Speaking to an international Eco Rad conference in Aix-en-Provence in France, Professor Henderson-Sellers likened the worlds need for energy to an addiction that would mirror textbook responses in psychology texts. The seven stages for this are tolerance; withdrawal response; relief on reinstatement; compulsion; narrowing of behavioural repertoire; salience; and reinstatement after abstinence.
"The first, most obvious and most widely neglected link between greenhouse and nuclear hazards is that both arise as a result of societal demand for energy," Professor Henderson-Sellers told the conference. "Other similarities between greenhouse and nuclear hazards include unfamiliar terminology and units, government regulation, and mass media coverage obscured by both these former attributes.
"Whether or not the Kyoto Protocol is finally ratified there is increasing pressure on all developed nations to quantify and act to reduce or offset their greenhouse gas emissions.
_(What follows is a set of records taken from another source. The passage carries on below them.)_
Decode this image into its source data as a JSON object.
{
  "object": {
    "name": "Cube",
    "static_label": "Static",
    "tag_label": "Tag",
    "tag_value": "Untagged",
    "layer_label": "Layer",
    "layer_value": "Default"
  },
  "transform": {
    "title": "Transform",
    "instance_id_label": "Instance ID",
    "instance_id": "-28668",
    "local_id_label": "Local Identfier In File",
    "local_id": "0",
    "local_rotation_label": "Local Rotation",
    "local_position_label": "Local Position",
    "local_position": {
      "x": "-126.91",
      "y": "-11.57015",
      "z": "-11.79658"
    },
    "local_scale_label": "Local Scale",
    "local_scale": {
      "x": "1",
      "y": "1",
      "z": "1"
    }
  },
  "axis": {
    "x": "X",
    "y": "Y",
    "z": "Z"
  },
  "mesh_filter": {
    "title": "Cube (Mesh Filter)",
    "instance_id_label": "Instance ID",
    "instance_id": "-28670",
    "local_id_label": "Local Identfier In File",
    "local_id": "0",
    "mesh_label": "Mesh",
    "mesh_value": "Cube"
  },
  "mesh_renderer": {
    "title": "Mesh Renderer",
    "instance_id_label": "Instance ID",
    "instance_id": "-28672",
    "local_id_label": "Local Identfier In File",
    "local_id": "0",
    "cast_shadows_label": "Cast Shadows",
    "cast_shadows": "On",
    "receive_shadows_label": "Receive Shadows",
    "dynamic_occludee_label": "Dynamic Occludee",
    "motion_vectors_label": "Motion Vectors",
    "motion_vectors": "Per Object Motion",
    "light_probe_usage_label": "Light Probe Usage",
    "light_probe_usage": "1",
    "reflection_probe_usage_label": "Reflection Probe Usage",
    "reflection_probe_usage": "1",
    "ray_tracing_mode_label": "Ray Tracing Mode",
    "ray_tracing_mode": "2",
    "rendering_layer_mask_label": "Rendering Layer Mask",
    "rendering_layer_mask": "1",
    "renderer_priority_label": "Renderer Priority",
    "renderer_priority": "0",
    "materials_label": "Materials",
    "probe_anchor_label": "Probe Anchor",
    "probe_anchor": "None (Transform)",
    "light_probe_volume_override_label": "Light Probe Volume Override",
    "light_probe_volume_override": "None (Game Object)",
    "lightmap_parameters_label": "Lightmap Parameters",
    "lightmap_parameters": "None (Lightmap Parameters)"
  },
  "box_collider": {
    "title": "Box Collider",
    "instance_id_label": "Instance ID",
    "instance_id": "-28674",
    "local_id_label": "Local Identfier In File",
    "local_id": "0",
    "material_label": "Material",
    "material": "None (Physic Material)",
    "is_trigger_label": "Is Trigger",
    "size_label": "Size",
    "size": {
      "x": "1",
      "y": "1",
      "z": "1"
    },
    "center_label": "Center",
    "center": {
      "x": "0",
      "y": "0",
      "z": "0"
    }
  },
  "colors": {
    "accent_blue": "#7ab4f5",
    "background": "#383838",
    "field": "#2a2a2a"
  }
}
For Japan, where power generation from fossil fuels is already very efficient and there is relatively little available land on which to plant forests to become carbon sinks, this international treaty must increase the attractiveness of nuclear power."
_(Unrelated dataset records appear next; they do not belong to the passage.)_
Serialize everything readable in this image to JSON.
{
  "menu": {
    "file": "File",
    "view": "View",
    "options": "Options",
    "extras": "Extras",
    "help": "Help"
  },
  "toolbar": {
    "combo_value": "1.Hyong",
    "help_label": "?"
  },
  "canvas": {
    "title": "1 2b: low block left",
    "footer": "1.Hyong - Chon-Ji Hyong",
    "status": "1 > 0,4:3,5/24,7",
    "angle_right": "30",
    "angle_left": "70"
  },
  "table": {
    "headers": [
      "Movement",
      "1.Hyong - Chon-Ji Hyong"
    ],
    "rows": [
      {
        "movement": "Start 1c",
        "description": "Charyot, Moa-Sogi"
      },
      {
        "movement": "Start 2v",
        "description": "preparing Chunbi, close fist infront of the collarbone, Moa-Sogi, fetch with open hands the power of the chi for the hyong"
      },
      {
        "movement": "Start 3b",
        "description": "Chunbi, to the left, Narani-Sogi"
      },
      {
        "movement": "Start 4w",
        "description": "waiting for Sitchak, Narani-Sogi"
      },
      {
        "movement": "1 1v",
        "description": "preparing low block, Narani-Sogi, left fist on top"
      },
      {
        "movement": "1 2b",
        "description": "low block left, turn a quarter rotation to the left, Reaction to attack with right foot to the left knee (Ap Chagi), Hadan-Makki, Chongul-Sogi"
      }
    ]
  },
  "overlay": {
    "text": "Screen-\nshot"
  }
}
"Nuclear hazards are no longer perceived as bombs or the threat of a planet wide nuclear winter", she said. "These days most public policy issues relating to nuclear hazards pertain to the environmental and human impacts of nuclear generator accidents or nuclear waste transference and storage."
"The scientific basis for nuclear waste shipment and storage and for radioecological clean-ups are well understood, and the global greenhouse is founded on over one hundred years of atmospheric physics. Neither hazard draws on very recent scientific discoveries, instead depending upon well-described and well-known science that is taught in schools and shown on TV documentaries and news items. We all understand what underpins these issues," she said.
"Despite these facts, both nuclear waste clean-ups and global warming are perceived to be beset by uncertainties. We would like to better understand what causes this feeling of uncertainty. One possibility is guilt! We all know what causes nuclear and greenhouse hazards but we dont want to give it up. Our addiction to energy is worldwide and growing.
"Our need for energy can be likened to a global addiction," she said.
"We see all seven stages of clinical addiction in our relationship around the world with energy."
At first there is tolerancewhich is seen in a reduced effect being derived from the same dose. Next there is a withdrawal response producing anxiety and disagreeable feelings when energy is unavailable.
All addicts know the relief on re-instatement achieved when the drug (energy) is again available. The fifth stage is narrowing of behavioural repertoires which can also lead to stereotypical drug dependent actions.
Following this is salience in which increased priority is given to energy even though its negative effects are well known. This is how we are behaving today on greenhouse. Finally there is the re-instatement response where a rapid return to energy dependence is seen after the abstinence.
"Another very important characteristic of these hazard sets is the long time periods they span," said Professor Henderson-Sellers.
"Both radiotoxicology and greenhouse warming are perceived to persist for hundreds of years, and of being of more importance to our grandchildren and their progeny than to us. Interestingly, people are keen to avoid nuclear hazards far in the future but much less willing to take action now to avoid greenhouse hazards for their grandchildren."